Overall, the phonetics-phonology interface effects in /l/-darkening patterns have thus far been reduced to a false dichotomy between either a purely categorical, or purely gradient approach, when in fact, both can exist within the same grammar. As a result, the debates surrounding whether darkening is categorical or gradient are not always fully informed. Moreover, phonetic studies dismissing the presence of categoricity may miss the opportunity to observe such patterns if a wide range of phonological contexts are not taken into consideration. The wide range of dialectal diversity, for which this paper provides only a small subset, shows a great deal of orderliness if considered from the viewpoint of the life cycle.
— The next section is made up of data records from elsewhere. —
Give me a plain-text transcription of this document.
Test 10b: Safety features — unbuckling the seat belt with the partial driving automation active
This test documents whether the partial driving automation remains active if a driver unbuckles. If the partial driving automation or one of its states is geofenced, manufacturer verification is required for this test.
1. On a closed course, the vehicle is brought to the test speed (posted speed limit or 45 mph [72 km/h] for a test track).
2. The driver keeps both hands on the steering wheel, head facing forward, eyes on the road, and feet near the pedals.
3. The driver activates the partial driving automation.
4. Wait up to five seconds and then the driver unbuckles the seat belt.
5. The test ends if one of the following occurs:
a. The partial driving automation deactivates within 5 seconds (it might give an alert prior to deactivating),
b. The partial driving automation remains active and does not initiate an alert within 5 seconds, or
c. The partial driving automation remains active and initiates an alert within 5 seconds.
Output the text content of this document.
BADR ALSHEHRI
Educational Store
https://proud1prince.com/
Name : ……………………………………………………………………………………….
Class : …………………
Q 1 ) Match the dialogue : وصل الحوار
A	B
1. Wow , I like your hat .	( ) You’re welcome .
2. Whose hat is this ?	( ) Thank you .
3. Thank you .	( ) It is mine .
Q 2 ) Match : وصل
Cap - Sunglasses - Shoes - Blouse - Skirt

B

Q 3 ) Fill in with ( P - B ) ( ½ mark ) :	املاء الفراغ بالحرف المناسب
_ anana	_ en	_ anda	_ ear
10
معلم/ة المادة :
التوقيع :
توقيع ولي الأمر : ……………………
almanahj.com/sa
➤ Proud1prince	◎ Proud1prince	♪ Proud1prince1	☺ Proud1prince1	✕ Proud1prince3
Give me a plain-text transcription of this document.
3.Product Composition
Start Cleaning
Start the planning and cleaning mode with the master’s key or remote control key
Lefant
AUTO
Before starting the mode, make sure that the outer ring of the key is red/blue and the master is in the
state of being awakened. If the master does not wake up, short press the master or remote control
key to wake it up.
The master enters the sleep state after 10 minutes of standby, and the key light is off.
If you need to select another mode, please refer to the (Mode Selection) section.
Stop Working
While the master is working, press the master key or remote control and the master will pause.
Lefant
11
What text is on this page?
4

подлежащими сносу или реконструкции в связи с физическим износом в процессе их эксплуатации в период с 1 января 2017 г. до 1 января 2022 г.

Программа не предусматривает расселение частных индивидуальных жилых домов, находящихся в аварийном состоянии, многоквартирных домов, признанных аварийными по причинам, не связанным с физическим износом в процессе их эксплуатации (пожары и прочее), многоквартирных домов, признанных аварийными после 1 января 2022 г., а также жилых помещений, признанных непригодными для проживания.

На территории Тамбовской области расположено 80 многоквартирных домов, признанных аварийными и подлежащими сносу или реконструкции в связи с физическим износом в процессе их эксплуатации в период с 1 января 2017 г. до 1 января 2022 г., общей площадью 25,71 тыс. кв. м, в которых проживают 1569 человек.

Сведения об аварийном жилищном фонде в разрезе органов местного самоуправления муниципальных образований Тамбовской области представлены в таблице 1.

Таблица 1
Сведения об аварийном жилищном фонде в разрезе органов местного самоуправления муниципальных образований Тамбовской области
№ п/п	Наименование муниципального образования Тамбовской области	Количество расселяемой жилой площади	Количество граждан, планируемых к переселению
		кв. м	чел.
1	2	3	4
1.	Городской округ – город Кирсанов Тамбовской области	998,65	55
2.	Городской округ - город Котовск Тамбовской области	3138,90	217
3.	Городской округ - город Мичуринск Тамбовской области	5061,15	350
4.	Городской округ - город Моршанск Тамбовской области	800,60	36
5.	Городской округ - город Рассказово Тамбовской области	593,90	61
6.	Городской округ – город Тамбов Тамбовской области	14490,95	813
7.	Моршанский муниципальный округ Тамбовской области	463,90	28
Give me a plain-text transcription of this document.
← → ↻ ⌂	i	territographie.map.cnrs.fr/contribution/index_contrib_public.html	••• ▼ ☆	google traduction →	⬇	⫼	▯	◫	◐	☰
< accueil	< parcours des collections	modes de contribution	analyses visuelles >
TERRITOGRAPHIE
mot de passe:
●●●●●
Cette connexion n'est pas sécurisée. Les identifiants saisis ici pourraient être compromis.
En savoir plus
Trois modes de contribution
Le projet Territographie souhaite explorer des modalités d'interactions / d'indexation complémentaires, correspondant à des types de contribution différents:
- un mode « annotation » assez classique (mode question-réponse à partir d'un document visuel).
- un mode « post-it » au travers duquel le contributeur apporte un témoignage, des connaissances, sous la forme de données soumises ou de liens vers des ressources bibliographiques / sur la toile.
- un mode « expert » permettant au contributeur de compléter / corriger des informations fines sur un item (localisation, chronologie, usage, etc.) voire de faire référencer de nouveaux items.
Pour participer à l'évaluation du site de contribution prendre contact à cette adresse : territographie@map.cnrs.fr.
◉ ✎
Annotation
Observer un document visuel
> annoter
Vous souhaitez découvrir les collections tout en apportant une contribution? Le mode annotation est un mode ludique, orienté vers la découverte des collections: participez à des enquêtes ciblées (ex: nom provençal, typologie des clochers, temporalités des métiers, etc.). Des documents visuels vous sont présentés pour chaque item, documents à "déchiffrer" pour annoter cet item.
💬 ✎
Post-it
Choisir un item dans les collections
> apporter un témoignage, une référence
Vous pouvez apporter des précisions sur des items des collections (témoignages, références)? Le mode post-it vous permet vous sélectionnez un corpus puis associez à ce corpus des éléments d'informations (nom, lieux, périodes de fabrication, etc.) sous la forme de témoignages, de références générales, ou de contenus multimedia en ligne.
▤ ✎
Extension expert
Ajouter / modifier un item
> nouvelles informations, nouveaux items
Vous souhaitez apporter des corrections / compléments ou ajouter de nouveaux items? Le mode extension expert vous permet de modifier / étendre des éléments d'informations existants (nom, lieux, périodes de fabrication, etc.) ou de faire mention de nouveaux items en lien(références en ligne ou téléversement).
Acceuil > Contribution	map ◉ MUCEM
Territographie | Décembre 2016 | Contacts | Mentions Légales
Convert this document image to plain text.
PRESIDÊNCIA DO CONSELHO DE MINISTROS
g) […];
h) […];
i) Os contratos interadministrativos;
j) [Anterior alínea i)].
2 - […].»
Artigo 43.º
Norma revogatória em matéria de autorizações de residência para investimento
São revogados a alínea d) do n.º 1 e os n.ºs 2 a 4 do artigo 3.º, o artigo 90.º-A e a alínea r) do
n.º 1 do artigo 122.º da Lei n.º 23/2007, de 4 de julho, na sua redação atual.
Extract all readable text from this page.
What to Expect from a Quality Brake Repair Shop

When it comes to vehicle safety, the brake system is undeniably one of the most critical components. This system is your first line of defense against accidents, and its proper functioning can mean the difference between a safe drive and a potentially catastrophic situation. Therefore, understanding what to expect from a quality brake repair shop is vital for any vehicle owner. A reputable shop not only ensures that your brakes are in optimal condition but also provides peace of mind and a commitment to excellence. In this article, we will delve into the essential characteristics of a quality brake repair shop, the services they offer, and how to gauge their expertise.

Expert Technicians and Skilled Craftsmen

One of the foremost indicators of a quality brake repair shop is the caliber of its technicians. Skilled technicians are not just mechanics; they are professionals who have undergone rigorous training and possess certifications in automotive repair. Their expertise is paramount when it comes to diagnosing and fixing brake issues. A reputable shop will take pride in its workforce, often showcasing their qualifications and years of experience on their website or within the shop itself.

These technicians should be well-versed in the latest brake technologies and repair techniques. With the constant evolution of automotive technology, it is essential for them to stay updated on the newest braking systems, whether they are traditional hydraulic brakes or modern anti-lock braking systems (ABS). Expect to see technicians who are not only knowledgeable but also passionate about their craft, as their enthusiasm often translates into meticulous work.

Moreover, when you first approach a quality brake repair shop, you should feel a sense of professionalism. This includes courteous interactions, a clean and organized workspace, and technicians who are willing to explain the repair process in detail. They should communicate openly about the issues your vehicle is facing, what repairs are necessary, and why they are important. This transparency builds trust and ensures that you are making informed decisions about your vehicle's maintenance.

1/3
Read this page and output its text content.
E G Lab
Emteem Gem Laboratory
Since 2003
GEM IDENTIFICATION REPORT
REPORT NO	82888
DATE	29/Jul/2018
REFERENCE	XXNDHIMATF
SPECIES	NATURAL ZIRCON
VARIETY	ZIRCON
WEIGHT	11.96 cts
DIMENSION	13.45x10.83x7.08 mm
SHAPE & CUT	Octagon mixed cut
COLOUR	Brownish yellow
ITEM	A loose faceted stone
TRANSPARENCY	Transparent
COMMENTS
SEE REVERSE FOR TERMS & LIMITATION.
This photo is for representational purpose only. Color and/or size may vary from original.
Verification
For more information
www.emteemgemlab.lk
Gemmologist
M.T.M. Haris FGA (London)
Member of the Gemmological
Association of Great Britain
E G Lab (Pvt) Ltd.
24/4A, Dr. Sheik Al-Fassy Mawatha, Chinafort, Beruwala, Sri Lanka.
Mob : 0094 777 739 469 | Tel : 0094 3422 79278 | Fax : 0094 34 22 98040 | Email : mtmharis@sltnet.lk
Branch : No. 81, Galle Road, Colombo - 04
  1. Note that Yuan and Liberman (2009) use different terminology to the present study. They refer to helix-type tokens as ‘intervocalic coda /l/’ and believe-type tokens as ‘intervocalic onset /l/,’ using a syllabification of intervocalic consonants in the coda of the preceding syllable unless stressed. This is rephrased in their 2011 follow-up paper. [^]
  2. The graph was automatically replicated using PlotDigitizer (Huwaldt, 2010). The ellipses were plotted with 68% confidence intervals (i.e., two standard deviations from the mean). The correlation line is fit to all values where the tip delay is positive, and the ellipse is fit to all values where the tip delay is negative. [^]
  3. The details of the sentences and repetitions can be found in Appendix A. Note that not all speakers reach the 100 token target due to poor quality imaging in a minority of elicitations. In some circumstances, particular sentences were dropped altogether for a speaker, as unexpected pronunciations resulted in the high front vowel flanking being breached. [^]
  4. With thanks to an anonymous reviewer for pointing this out. [^]
  5. Note that the cut-off between light and dark has been placed after the first six environments for this speaker. It is acknowledged that the treatment of morphological and prosodic boundaries may vary from dialect to dialect (Bermúdez-Otero, 2011; Turton, 2014a). Rather than impose ‘categories’ of light and dark, this paper seeks to derive possible splits in category realization in a data-informed way. If this speaker has any categories at all, the line would be drawn after the first six contexts. [^]


This research was funded by the UK Arts and Humanities Research Council grant number AH/I015108/1 and would not have been possible without the speakers who volunteered to participate. With thanks to Ricardo Bermúdez-Otero, Silke Hamann, and an anonymous reviewer for their extensive comments and insightful suggestions, as well as Laurel MacKenzie and Jim Scobbie for lengthy discussion and debate. I am grateful to Maciej Baranowski, Josef Fruehwald, Michaela Hejna, Yuni Kim, Jeff Mielke, Michael Ramsammy, and Patrycja Strycharczuk for discussion and guidance. I would also like to thank audiences at the 21st Manchester Phonology Meeting, BAAP, 2014 and NWAV 20 for their excellent questions and feedback.

Competing Interests

The author has no competing interests to declare.